Summary
Distributional inference: the limits of reason
Science advances by combining rational arguments and empirical information. In
fields like philosophy and pure mathematics, emphasis is laid on the rational arguments,
whilst in the applied sciences the collection and interpretation of data are
the field of interest. In mathematical statistics one tries to combine these aspects.
The primary goal is to make statistical inferences about something unknown. Such
inferences can be of help in further discussion, e.g. in selecting a decision. The methods
should not depend on ‘the intentions that might be furthered by utilizing the
knowledge inferred’1. When the available data are too limited, then different procedures
may yield different inferences. The statistician should refrain from providing a
specific inference in case the differences are ‘too large’. When such an inference can
be given, this inference should be accompanied by a statement about the uncertainty
of the inference. This could be done by providing a distributional inference, or by
providing the results of different approaches.
An example is as follows. Ornithologist G.Th. de Roos is observing a population of
Ruddy Turnstones (Arenaria Interpres) on the Frisian island Vlieland. Some of these
birds are ringed, however the ring-number is not always observable, e.g. because
another bird is blocking the view. After how many days of observing is it safe to
assume that all ringed birds in the population have been observed at least once?
This question can be answered by constructing a distributional inference about the
number of present, yet unseen, ringed birds, including a probability statement about
the hypothesis that all ringed birds have been seen. Of course, the results depend in
some way on the probabilistic assumptions one makes, and on the statistical principles
one follows.
The first part of this thesis consists of ‘finger exercises’ illustrating that information
about the unknown can only be of value if the mechanism generating the information
is (sufficiently well) known. In probability theory, information is incorporated by
conditioning to it. This generates difficulties in statistical practice, because unknown
aspects are involved in the joint distribution of the random variables X and Y that are
behind the observations x and the unknown y. Firstly, this is extensively exemplified
by a die-rolling game. From the information ‘the number of eyes is even’ one cannot
conclude automatically: ‘the probability that a six has been thrown, equals one third’.

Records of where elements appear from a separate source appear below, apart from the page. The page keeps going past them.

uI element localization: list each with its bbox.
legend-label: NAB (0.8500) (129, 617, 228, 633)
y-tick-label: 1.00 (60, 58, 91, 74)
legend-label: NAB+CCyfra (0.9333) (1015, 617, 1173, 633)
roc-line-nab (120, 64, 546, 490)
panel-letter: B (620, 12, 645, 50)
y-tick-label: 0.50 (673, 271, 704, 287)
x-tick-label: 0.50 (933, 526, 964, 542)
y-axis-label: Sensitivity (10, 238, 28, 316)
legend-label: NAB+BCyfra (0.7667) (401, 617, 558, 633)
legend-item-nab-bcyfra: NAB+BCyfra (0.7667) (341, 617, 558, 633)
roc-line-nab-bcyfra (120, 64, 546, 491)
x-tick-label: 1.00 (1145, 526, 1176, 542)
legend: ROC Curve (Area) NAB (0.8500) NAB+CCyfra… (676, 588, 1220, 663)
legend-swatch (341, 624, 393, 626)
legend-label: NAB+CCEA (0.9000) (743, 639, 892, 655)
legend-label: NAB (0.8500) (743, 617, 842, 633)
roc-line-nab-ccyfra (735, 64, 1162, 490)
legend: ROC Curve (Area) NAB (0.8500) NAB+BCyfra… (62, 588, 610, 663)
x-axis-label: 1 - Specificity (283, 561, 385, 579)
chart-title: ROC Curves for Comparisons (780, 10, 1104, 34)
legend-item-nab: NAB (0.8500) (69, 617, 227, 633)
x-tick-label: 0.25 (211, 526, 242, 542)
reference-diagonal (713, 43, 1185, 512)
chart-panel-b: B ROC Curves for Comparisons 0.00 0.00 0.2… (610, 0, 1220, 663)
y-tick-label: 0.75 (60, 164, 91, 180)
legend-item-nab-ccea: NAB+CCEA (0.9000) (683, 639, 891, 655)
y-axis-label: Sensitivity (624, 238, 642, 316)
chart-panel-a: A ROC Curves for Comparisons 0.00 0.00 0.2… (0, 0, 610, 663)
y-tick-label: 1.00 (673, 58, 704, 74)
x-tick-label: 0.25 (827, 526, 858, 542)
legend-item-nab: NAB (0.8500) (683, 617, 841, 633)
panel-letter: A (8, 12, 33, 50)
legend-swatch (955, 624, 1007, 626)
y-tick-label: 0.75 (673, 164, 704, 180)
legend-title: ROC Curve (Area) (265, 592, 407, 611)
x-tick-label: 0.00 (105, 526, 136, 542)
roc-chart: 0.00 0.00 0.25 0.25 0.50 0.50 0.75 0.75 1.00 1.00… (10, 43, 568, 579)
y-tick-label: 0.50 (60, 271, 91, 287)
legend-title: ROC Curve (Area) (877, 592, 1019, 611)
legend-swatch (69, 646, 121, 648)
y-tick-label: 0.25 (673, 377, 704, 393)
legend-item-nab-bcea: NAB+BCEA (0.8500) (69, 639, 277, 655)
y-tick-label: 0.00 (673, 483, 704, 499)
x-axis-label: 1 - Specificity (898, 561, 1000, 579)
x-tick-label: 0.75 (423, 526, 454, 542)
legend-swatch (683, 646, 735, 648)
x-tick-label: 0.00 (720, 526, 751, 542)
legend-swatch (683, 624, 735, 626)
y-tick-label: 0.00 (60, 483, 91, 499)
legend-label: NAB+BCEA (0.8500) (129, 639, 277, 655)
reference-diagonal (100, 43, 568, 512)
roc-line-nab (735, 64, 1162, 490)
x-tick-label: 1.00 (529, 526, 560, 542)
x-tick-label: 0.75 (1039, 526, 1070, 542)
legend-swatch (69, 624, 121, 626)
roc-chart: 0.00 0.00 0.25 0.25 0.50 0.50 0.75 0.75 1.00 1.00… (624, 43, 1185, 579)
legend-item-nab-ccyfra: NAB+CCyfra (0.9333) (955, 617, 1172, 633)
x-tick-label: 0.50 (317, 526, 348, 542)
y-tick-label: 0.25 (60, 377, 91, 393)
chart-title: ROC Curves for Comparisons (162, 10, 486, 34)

The way in which the source of information operates, should be incorporated in
the statistical model. Secondly, a similar example, the two-envelopes problem, is
considered. Again, the difficulties involving the numerical specification of conditional
probabilities are in the forefront.
The second and most important part deals with the situation where one has a random
sample x1, . . . , xn from a distribution with density f. The goal is to use the sample
to form an estimate of f or, almost equivalently, to generate a distributional inference
about y(= xn+1). A new method is discussed to estimate the density f, where ‘initial
knowledge’ of f is incorporated in the model. This is done by specifying a probability
density ψ as the ‘initial guess’ for f. Also the degree of confidence in this ψ is
quantified and incorporated in the method. By means of a multi-modal approach,
incorporating aspects from both Classical and Bayesian statistics, and on basis of
the sample x, ‘initial guess’ ψ (and the degree of confidence in ψ), an estimate ˆ f of
f is generated. When the initial guess ψ is not unreasonable, this density estimate
performs better, in general, than the generally used kernel methods. This is no
surprise, since the kernel method makes no use of ψ. It is at this point unclear how
the comparison will turn out when ψ is incorporated in the kernel method.
To study the applicability of the developed method, an extensive data set about the
pollution of Dutch waters is considered. Previous investigations showed that the
different concentrations of pollutants can reasonably well be described by lognormal
distributions. A complication is that the concentrations can only be measured when
they are above a certain detection threshold. The density estimation theory of this
thesis, adapted to mentioned complication, is used to ‘fine-tune’ the ‘initial guess’ of
lognormality to the data. The resulting density estimates are better than the density
estimates obtained previously by fitting lognormal densities.
The density estimation theory of this thesis can usefully be applied to the goodness of
fit context where a statement is required about the truth or falsity of the hypothesis
H0: f = ψ. The resulting goodness of fit tests have interesting relations with the
well-known χ2-test, Kolmogorovs test, and Neymans ‘smooth tests’.
To emphasize the usefulness of distributional inference, an example from the interface
of multivariate analysis and time-series analysis is discussed.